Athletics Athletics

Kibet’s victory took 8 years to craft

NAIROBI, Kenya, October 30- For eight years, Wesley Kibet had tried to earn a decent living as an athlete but found his talent not adequate enough to crack the big time but to his credit, he never gave up chasing his dream to excel as a runner.

His dogged determination was finally rewarded on Sunday when he put together the race of his life to win the men’s title during the Stanchart Nairobi International Marathon after two previous attempts failed to land him in the limelight.

“I had no job to do to feed my family or make a big change in my life and that is why I decided to look for the money these guys (athletes) make abroad,” the 32-year-old said after racing to the event’s course record of 2:10:40 on an overcast morning in the Kenyan capital.

His perseverance and decisive break two kilometres from the end from closest challengers Abraham Keter (2:10:50) and 2009 champion, Moses Kigen (2:11:05) earned him 17,585 US dollars (Sh1.5m) in prize money plus a course record bonus of 2,931 dollars (Sh250,000) as he obliterated the previous route best of 2:10:54 ran last year by Ernest Kebenei.

“God gave me the strength to win and now, I can afford to train better for bigger races, nothing can stop me now, I will train for bigger wins,” the elated victor said.

“After we ran for two hours, I went forward and he (Kigen) followed me and I thought he would win the race. The former winner was also behind me and I was afraid of him but I felt stronger as we came for the finish and decided to take my chance and it paid off,” he added.

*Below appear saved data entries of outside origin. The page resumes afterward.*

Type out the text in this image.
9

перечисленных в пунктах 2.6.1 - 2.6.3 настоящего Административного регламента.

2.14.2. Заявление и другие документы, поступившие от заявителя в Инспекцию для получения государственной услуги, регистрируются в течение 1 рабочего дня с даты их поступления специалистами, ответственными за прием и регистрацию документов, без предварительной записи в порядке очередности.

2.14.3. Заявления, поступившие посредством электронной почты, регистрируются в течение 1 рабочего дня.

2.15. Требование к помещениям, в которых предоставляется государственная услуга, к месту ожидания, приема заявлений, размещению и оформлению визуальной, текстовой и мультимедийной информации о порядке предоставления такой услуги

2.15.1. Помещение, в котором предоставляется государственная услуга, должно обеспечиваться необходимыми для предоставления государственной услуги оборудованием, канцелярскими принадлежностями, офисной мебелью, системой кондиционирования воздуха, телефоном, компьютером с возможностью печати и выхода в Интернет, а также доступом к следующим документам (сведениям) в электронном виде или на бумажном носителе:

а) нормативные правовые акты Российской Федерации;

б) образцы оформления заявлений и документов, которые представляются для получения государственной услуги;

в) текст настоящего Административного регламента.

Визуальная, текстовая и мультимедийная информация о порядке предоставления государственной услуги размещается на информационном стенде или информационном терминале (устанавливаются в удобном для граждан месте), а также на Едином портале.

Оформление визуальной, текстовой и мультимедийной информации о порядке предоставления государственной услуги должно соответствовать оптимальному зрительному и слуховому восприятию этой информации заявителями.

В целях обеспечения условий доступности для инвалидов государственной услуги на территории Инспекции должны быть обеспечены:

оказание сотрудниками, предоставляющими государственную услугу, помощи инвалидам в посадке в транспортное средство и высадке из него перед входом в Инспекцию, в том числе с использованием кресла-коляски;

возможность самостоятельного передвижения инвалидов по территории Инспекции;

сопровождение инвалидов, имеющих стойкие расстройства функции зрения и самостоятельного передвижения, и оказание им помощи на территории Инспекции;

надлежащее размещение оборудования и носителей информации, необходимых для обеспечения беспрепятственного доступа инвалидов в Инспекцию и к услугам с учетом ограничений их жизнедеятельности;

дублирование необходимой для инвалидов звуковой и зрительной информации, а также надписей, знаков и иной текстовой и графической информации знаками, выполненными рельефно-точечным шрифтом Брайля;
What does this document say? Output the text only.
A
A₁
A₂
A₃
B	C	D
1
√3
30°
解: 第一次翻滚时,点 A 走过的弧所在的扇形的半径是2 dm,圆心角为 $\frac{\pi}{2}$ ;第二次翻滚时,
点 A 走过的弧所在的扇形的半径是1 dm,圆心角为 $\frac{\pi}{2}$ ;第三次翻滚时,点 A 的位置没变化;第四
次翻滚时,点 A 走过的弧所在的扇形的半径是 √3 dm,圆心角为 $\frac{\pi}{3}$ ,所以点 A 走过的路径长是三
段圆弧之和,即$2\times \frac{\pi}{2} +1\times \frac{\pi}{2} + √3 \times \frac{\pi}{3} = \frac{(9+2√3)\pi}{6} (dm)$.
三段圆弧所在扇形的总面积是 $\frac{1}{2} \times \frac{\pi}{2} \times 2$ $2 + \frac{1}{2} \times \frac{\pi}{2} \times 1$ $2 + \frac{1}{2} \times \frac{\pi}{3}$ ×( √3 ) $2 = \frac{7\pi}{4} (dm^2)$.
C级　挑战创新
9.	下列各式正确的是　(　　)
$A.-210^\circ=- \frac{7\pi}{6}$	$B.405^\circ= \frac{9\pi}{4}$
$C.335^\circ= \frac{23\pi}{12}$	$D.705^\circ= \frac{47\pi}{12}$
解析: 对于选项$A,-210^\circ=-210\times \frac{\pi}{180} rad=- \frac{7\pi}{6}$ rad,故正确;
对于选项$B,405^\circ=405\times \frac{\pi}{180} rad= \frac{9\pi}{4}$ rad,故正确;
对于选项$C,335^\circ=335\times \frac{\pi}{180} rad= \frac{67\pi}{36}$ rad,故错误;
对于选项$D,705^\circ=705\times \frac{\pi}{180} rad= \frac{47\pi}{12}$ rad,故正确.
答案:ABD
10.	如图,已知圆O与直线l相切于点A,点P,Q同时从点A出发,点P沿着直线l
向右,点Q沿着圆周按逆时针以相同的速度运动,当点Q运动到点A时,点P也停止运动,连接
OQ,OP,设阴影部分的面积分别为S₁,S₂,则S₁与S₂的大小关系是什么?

The freshly minted champion paid glowing tribute to his spouse and mother of 4 after becoming the tenth different winner of the race that was marking its tenth anniversary.

“I wish to thank my wife who has stuck patiently with me for all those years and believing that one day it would work out. It has not been easy for her and our children and she has gone through a lot and now, I’m a winner,” Kibet gushed.

He started competing in 2004 and in 2009, he had the opportunity to travel to Germany for a number of road races that did not go according to plan and he was promptly dumped by his manager.

“Before turning to athletics, I was doing some farming but it was going nowhere,” the athlete who trains in Kericho under his coach, Edward Muge, a former runner.

In 2010, he was ranked 200th in 2:27 and a year later, he finished 51st in 2:19 before it all opened up for him on Sunday in an event that met the organizer’s target of having 20,000 participants pour into the streets of the capital.

“Every time, I would go back to train and improve on where I went wrong and I’m glad the weather was overcast since I train under the same conditions in Kericho so I had a good race.”

Apart from bidding to be the first repeat winner of the event next year, Kibet is also hoping that his victory will open up doors in other international races.

“With this victory, my name has become known and I’m looking forward to getting a manager who can organize races for me to compete outside the country. That is why I stuck to training here so that I can get noticed,” the winner stressed.

For Salome Jerono Biwott, winning the women’s 42km race alongside the 17,585 dollars (Sh1.5m) purse came as a welcome surprise for her.

“We pushed the pace from the half way mark and when we got to 32km, I decided to pick up the pace again and I found out that I was running alone. I was not planning to break away from the field but when they slowed down, I took my chance,” said Jerono, who clocked 2:26:41 for the victory.

The 30-year-old is now looking forward for a well earned rest following her crushing victory before resuming training in January after adding the Nairobi title to her Kassel (May) and Helsinki ( August) marathon wins earlier this year.

She lowered her career best from 2:35:23 she posted in Kassel by almost ten minutes in another personal triumph.

The Nairobi event is among the nine Stanchart sponsored marathons around the world that include the lucrative Dubai and Hong Kong races.